Between critical analysis and what is off-camera

Any selection of photographs gives rise to comment. Consequently, Davide Rodogno offers a brilliant analysis of the Madonna and dead or dying Child iconography, using a photograph of a woman and child in Turkey (1919-1922), with this image so often appearing in the humanitarian visual grammar. Brenda Lynn Edgar picks apart the numerous contradictory interpretations of a recent shot depicting a “Migrant consoled by a woman” and the stereotypes it conveys. Finally, Jérôme Sessini, a Magnum Photos photographer, looks back at one of his own photographs, taken in Lebanon in 2006 during the conflict between Lebanese Hezbollah and the Israeli army. His text “The image can not tell the whole story” offers a truly clear-sighted and humble analysis of the conditions and limitations of his work.
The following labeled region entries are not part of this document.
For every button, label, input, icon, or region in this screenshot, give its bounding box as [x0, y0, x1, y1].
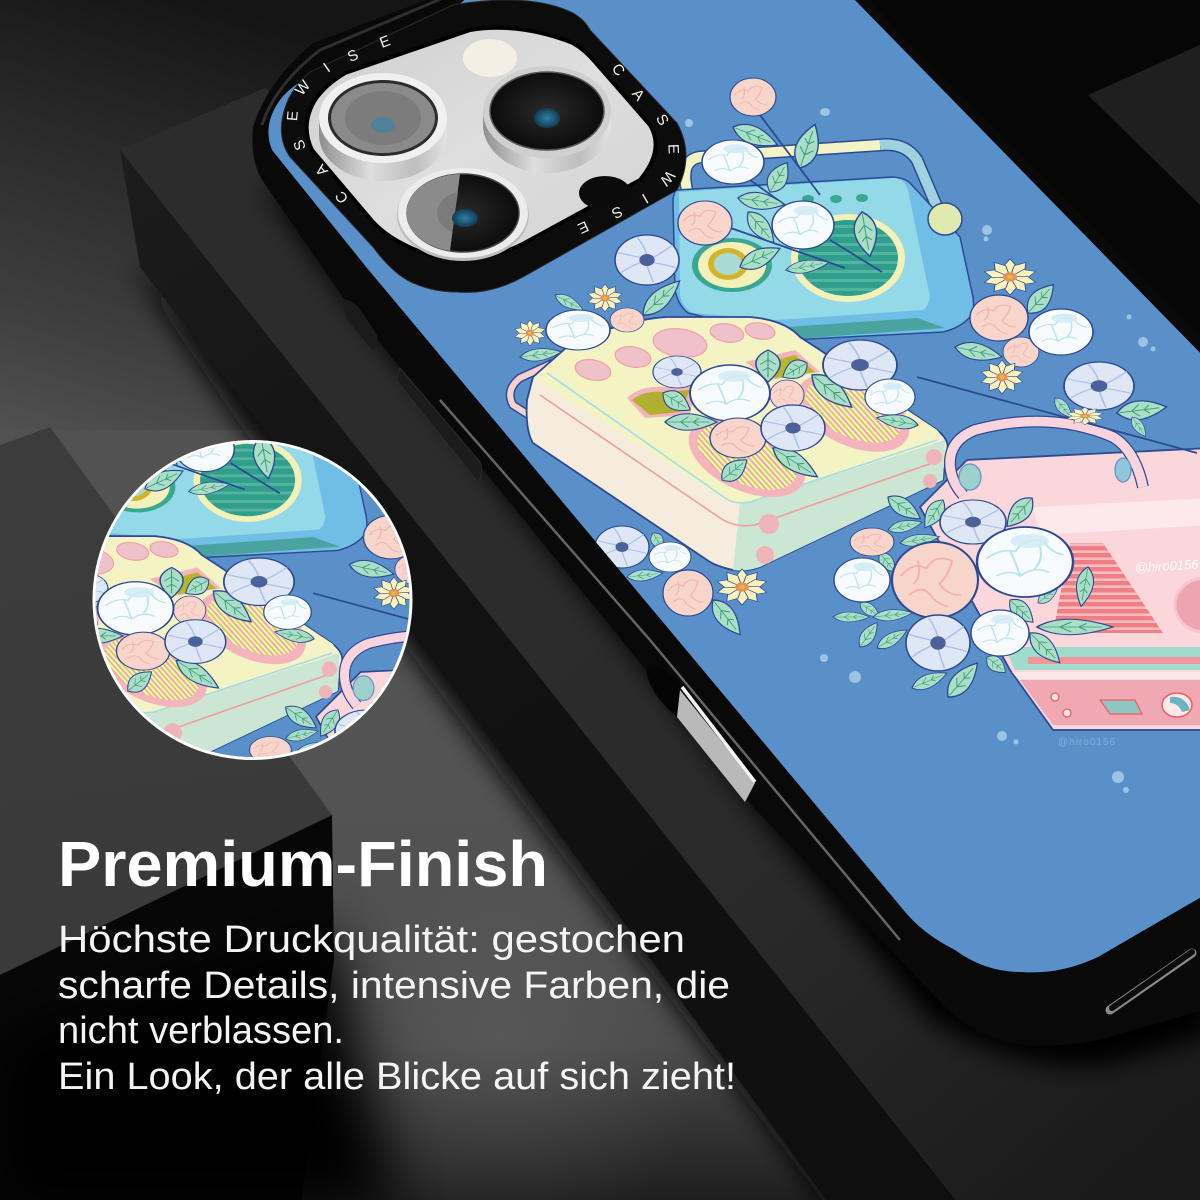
brand ring text: A — [312, 161, 332, 179]
camera module — [281, 0, 686, 292]
brand ring text: S — [652, 111, 672, 129]
brand ring text: E — [284, 110, 302, 122]
brand ring text: I — [320, 60, 334, 76]
brand ring text: W — [292, 76, 315, 99]
upper rim highlight — [262, 0, 450, 125]
brand ring text: E — [664, 144, 682, 154]
charging port opening — [1112, 952, 1192, 1008]
stems — [722, 115, 1197, 453]
screen artwork — [268, 0, 1200, 972]
rim highlight — [440, 400, 900, 940]
brand ring text: S — [609, 202, 625, 222]
flash — [463, 39, 517, 77]
camera ring — [281, 0, 686, 292]
brand ring text: S — [290, 137, 310, 153]
volume buttons — [396, 368, 482, 482]
brand ring text: W — [655, 167, 678, 190]
artist signature: @hiro0156 — [1134, 557, 1200, 575]
lens 2 — [483, 66, 611, 173]
camera glass — [307, 28, 656, 258]
side key metal — [677, 690, 755, 802]
brand ring text: A — [628, 86, 648, 104]
body text: scharfe Details, intensive Farben, die — [58, 965, 730, 1007]
sensor — [579, 176, 631, 210]
side key recess — [646, 667, 755, 802]
top right corner — [800, 0, 1200, 500]
lens 3 — [397, 168, 529, 261]
speckles — [685, 108, 1156, 793]
phone shadow — [263, 187, 1200, 1067]
brand ring text: E — [377, 32, 393, 52]
brand ring text: C — [608, 60, 628, 80]
brand ring text: E — [575, 217, 591, 237]
top right block — [1088, 45, 1200, 205]
lower left block front — [0, 815, 334, 1200]
body text: nicht verblassen. — [58, 1010, 344, 1052]
teal radio — [673, 145, 974, 340]
leaves — [519, 119, 1168, 703]
action button — [343, 300, 377, 350]
side key highlight — [682, 687, 755, 782]
body text — [58, 919, 736, 1098]
brand ring text: S — [345, 46, 361, 66]
phone case body — [252, 0, 1200, 1046]
wedge shadow — [0, 930, 395, 1200]
artist watermark: @hiro0156 — [1058, 737, 1116, 748]
heading: Premium-Finish — [58, 828, 548, 900]
charging port — [1110, 953, 1192, 1010]
lower left block top — [0, 427, 332, 975]
plinth side face — [120, 150, 960, 1200]
yellow radio — [510, 317, 948, 571]
lens 1 — [319, 73, 447, 181]
phone — [252, 0, 1200, 1073]
floor glow — [280, 800, 780, 1200]
brand ring text — [284, 32, 682, 237]
detail magnifier circle — [92, 440, 412, 760]
body text: Ein Look, der alle Blicke auf sich zieht! — [58, 1056, 736, 1098]
body text: Höchste Druckqualität: gestochen — [58, 919, 685, 961]
brand ring text: I — [639, 190, 651, 206]
floor — [0, 430, 900, 1200]
plinth shadow — [130, 262, 930, 1200]
flowers — [514, 78, 1134, 671]
pink radio — [920, 421, 1200, 748]
brand ring text: C — [332, 187, 352, 206]
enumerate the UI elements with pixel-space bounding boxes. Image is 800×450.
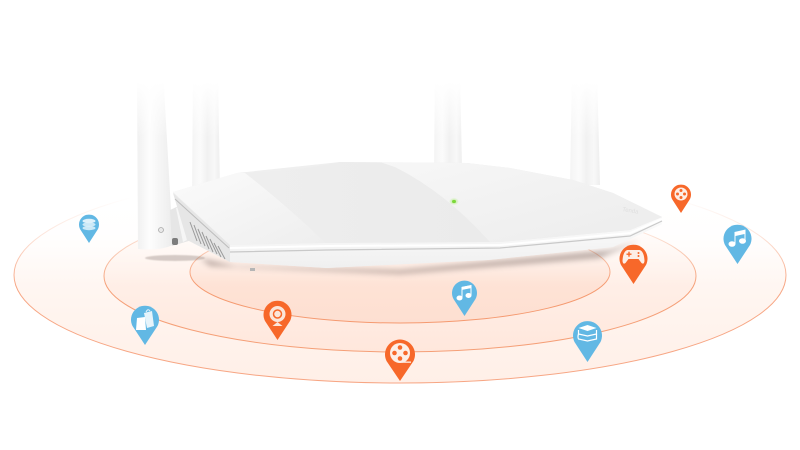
antenna shadow [145, 255, 205, 261]
coverage ring: outer [14, 167, 786, 383]
router seam line [230, 221, 662, 252]
pin: blue books [573, 321, 602, 362]
router logo: Tenda [622, 207, 639, 216]
router right facet [380, 162, 662, 242]
router shadow [200, 240, 640, 274]
router vented side [173, 193, 230, 262]
LED indicator [450, 198, 458, 204]
pin: orange game controller [620, 245, 648, 284]
router base fill [173, 162, 662, 268]
front left antenna [137, 70, 192, 250]
antenna top fade [120, 68, 620, 138]
router body [173, 162, 662, 271]
coverage ring: inner [190, 221, 610, 323]
router front shell [230, 217, 662, 268]
router top surface [245, 162, 662, 243]
coverage ring: middle [104, 200, 696, 352]
pin: blue music note large [724, 225, 752, 264]
router left wing [173, 173, 325, 245]
pin: blue stack [79, 215, 99, 243]
pin: orange film reel large [385, 339, 415, 381]
ring top fade [0, 160, 800, 285]
router feet [250, 268, 255, 271]
pin: orange film reel small [671, 185, 691, 213]
pin: orange webcam [264, 301, 292, 340]
pin: blue shopping bags [131, 306, 159, 345]
pin: blue music note center [452, 281, 477, 316]
back antennas [192, 70, 600, 195]
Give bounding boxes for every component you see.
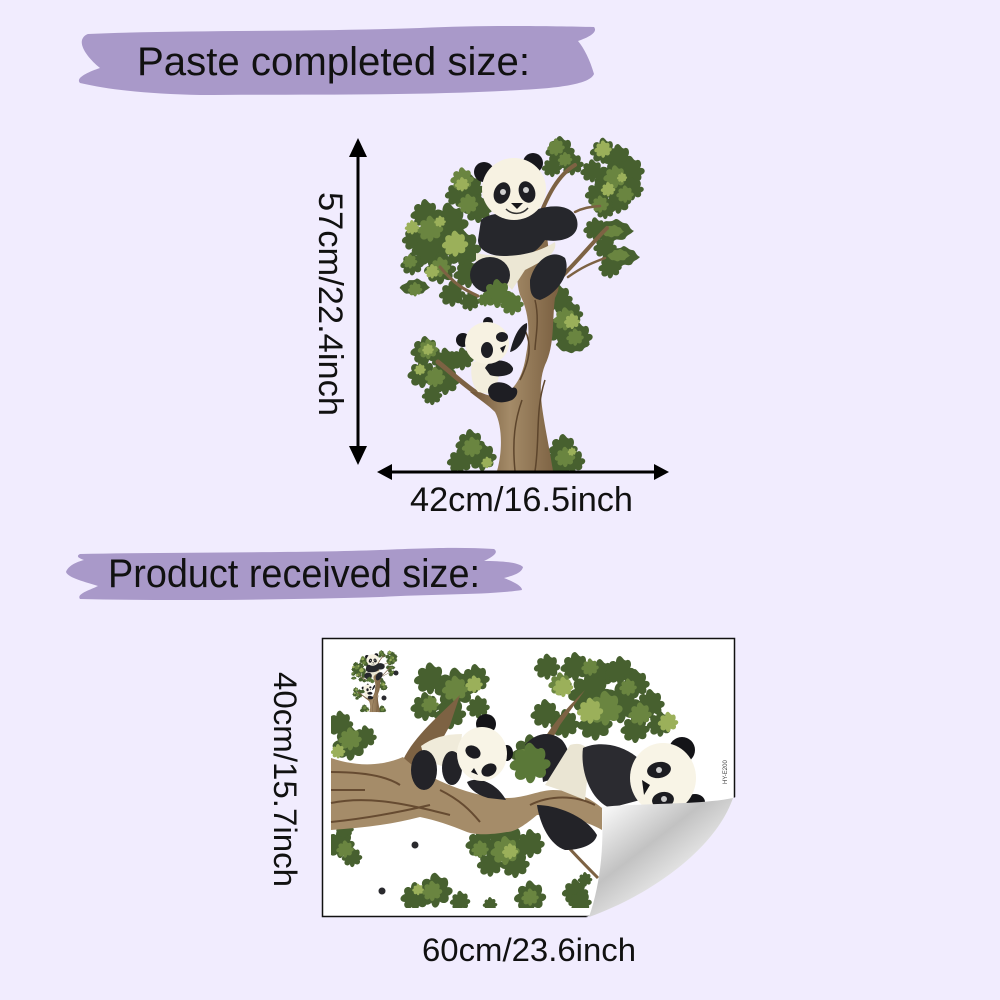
large panda bbox=[470, 153, 577, 300]
banner: product received size: Product received size: bbox=[108, 552, 480, 596]
sheet right panda bbox=[525, 734, 705, 850]
sheet background bbox=[322, 638, 734, 916]
banner: paste completed size: Paste completed size: bbox=[137, 40, 530, 84]
trunk bark streaks bbox=[514, 300, 545, 471]
sheet branch bbox=[331, 690, 602, 878]
mini tree thumbnail bbox=[351, 650, 397, 713]
foliage over right panda bbox=[510, 743, 551, 783]
small panda bbox=[456, 317, 527, 402]
height arrow: 57cm bbox=[349, 138, 367, 465]
banner: paste completed size bbox=[79, 26, 595, 95]
label: height 40cm: 40cm/15.7inch bbox=[267, 672, 303, 887]
label: height 57cm: 57cm/22.4inch bbox=[311, 192, 349, 416]
trunk bbox=[470, 225, 559, 471]
peeled corner bbox=[586, 797, 736, 918]
sheet foliage bbox=[326, 652, 678, 913]
back foliage bbox=[400, 136, 645, 477]
product code: HY-E200 bbox=[723, 760, 729, 784]
branches bbox=[438, 165, 607, 403]
product sheet bbox=[322, 638, 736, 918]
width arrow: 42cm bbox=[377, 464, 669, 480]
label: width 42cm: 42cm/16.5inch bbox=[410, 481, 633, 519]
label: width 60cm: 60cm/23.6inch bbox=[422, 932, 636, 968]
sheet left panda bbox=[411, 714, 513, 800]
small decal dots bbox=[378, 670, 418, 894]
illustration: pandas climbing tree bbox=[400, 136, 645, 477]
foliage over panda leg bbox=[478, 279, 524, 315]
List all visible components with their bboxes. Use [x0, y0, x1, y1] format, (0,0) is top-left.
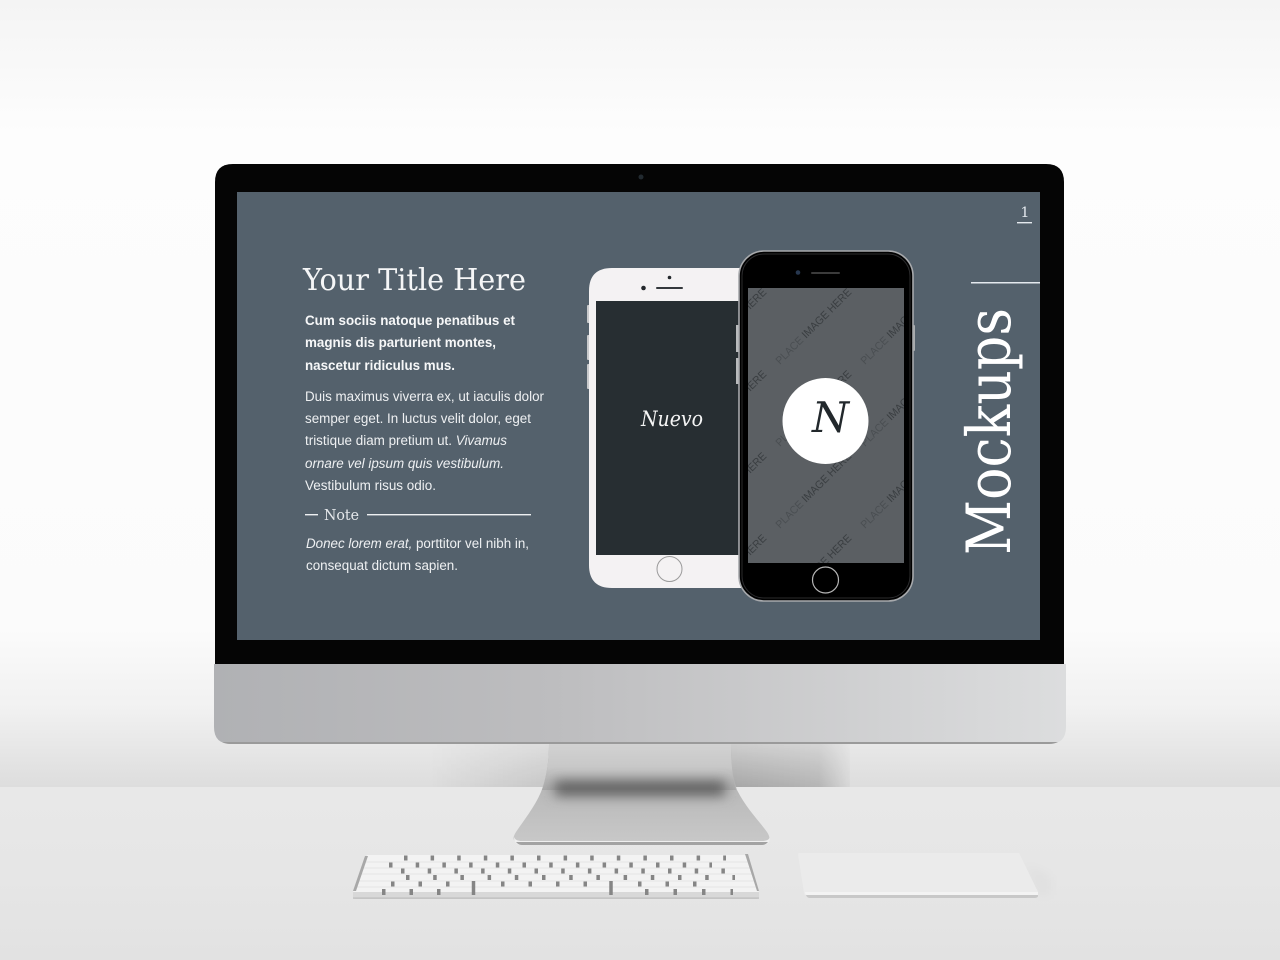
placeholder watermarks: PLACE IMAGE HERE: [689, 369, 769, 449]
trackpad shadow: [1025, 865, 1050, 895]
keyboard body: [353, 855, 759, 898]
body text: semper eget. In luctus velit dolor, eget: [305, 411, 531, 426]
screen: [596, 301, 739, 555]
desk surface: [0, 787, 1280, 960]
phone label: Nuevo: [640, 407, 703, 431]
key gaps: [382, 858, 735, 895]
placeholder watermarks: PLACE IMAGE HERE: [859, 451, 939, 531]
note text: Donec lorem erat, porttitor vel nibh in,: [306, 536, 529, 551]
monitor stand: [514, 744, 770, 845]
body text: tristique diam pretium ut. Vivamus: [305, 433, 507, 448]
side button: [912, 325, 915, 351]
webcam: [638, 174, 644, 180]
chin lower edge: [222, 742, 1058, 744]
bold intro text: [305, 313, 516, 373]
vertical rule: [971, 282, 1040, 284]
body text: [305, 389, 544, 493]
white phone: [587, 268, 745, 588]
body: [739, 251, 913, 601]
bold intro text: nascetur ridiculus mus.: [305, 358, 455, 373]
bold intro text: magnis dis parturient montes,: [305, 335, 496, 350]
home button: [812, 567, 838, 593]
row lines: [356, 862, 756, 887]
trackpad surface: [798, 853, 1038, 895]
page number: 1: [1021, 205, 1029, 221]
monitor chin: [214, 664, 1066, 744]
placeholder watermarks: PLACE IMAGE HERE: [774, 533, 854, 613]
placeholder watermarks: PLACE IMAGE HERE: [859, 287, 939, 367]
placeholder watermarks: PLACE IMAGE HERE: [689, 533, 769, 613]
inner edge: [742, 254, 910, 598]
screen panel: [237, 192, 1040, 640]
keyboard: [353, 854, 759, 899]
vertical heading: Mockups: [954, 308, 1025, 555]
camera and speaker: [796, 270, 800, 275]
body text: Vestibulum risus odio.: [305, 478, 436, 493]
note heading with rules: Note: [324, 506, 359, 524]
page number: [1017, 205, 1032, 223]
black phone: [738, 250, 915, 602]
stand shadow on wall: [474, 744, 846, 787]
placeholder watermarks: PLACE IMAGE HERE: [859, 369, 939, 449]
body text: ornare vel ipsum quis vestibulum.: [305, 456, 504, 471]
placeholder watermarks: [748, 288, 904, 563]
placeholder watermarks: PLACE IMAGE HERE: [774, 451, 854, 531]
logo letter: N: [811, 393, 850, 442]
trackpad: [798, 853, 1050, 898]
placeholder watermarks: PLACE IMAGE HERE: [689, 287, 769, 367]
monitor: [214, 164, 1066, 744]
placeholder watermarks: PLACE IMAGE HERE: [774, 369, 854, 449]
logo circle: [782, 378, 868, 464]
note text: [306, 536, 529, 573]
image placeholder screen: [748, 288, 904, 563]
placeholder watermarks: PLACE IMAGE HERE: [689, 451, 769, 531]
monitor bezel: [215, 164, 1064, 664]
title: Your Title Here: [302, 263, 526, 298]
body text: Duis maximus viverra ex, ut iaculis dolor: [305, 389, 544, 404]
sensor dots and speaker: [668, 276, 671, 279]
note text: consequat dictum sapien.: [306, 558, 458, 573]
bold intro text: Cum sociis natoque penatibus et: [305, 313, 516, 328]
left side buttons: [587, 305, 590, 323]
right side buttons: [736, 325, 739, 352]
placeholder watermarks: PLACE IMAGE HERE: [774, 287, 854, 367]
body: [589, 268, 745, 588]
home button: [657, 556, 682, 582]
keyboard edges: [353, 854, 759, 891]
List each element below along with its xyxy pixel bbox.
It seems that the iconography of the child, a core visual code of humanitarian action, dates back to humanitarian action during the Russian famine of 1921-1923. The dreadful photographs reconfigured the humanitarian visual matrix by focusing on suffering children; who, in the second half of the 20th century, would mainly be Black famine victims in Sub-Saharan Africa. The suffering and passivity of these victims, on the one hand, and the heroic efforts of white humanitarian workers, on the other, will frequently appear to a western public “as a homogeneous block”.

Unfortunately, the particular context of the humanitarian assistance in the USSR in the 1920s is not examined. Was not the overexposure of suffering children authorised and even encouraged, because of the excessive political emphasis of this action in a polarised world in which the superiority of western capitalist civilisation over the collapse of communist barbarity could or even should be proved?

In more general terms, it is a pity that the controversies in which the Red Cross has been involved, from World War II to Rwanda, including Biafra, are not analysed using photographs. Equally, there is no examination of any distinctive features of the Red Crescent’s iconography in comparison with its sister organisation. The book seems to waver between critical analysis and promoting an institution and its work throughout history. Readers therefore have to content themselves with little-known or symbolic photographs, which help us to understand our own way of looking at humanitarian photography over time, and with analysis that leaves them rather dissatisfied.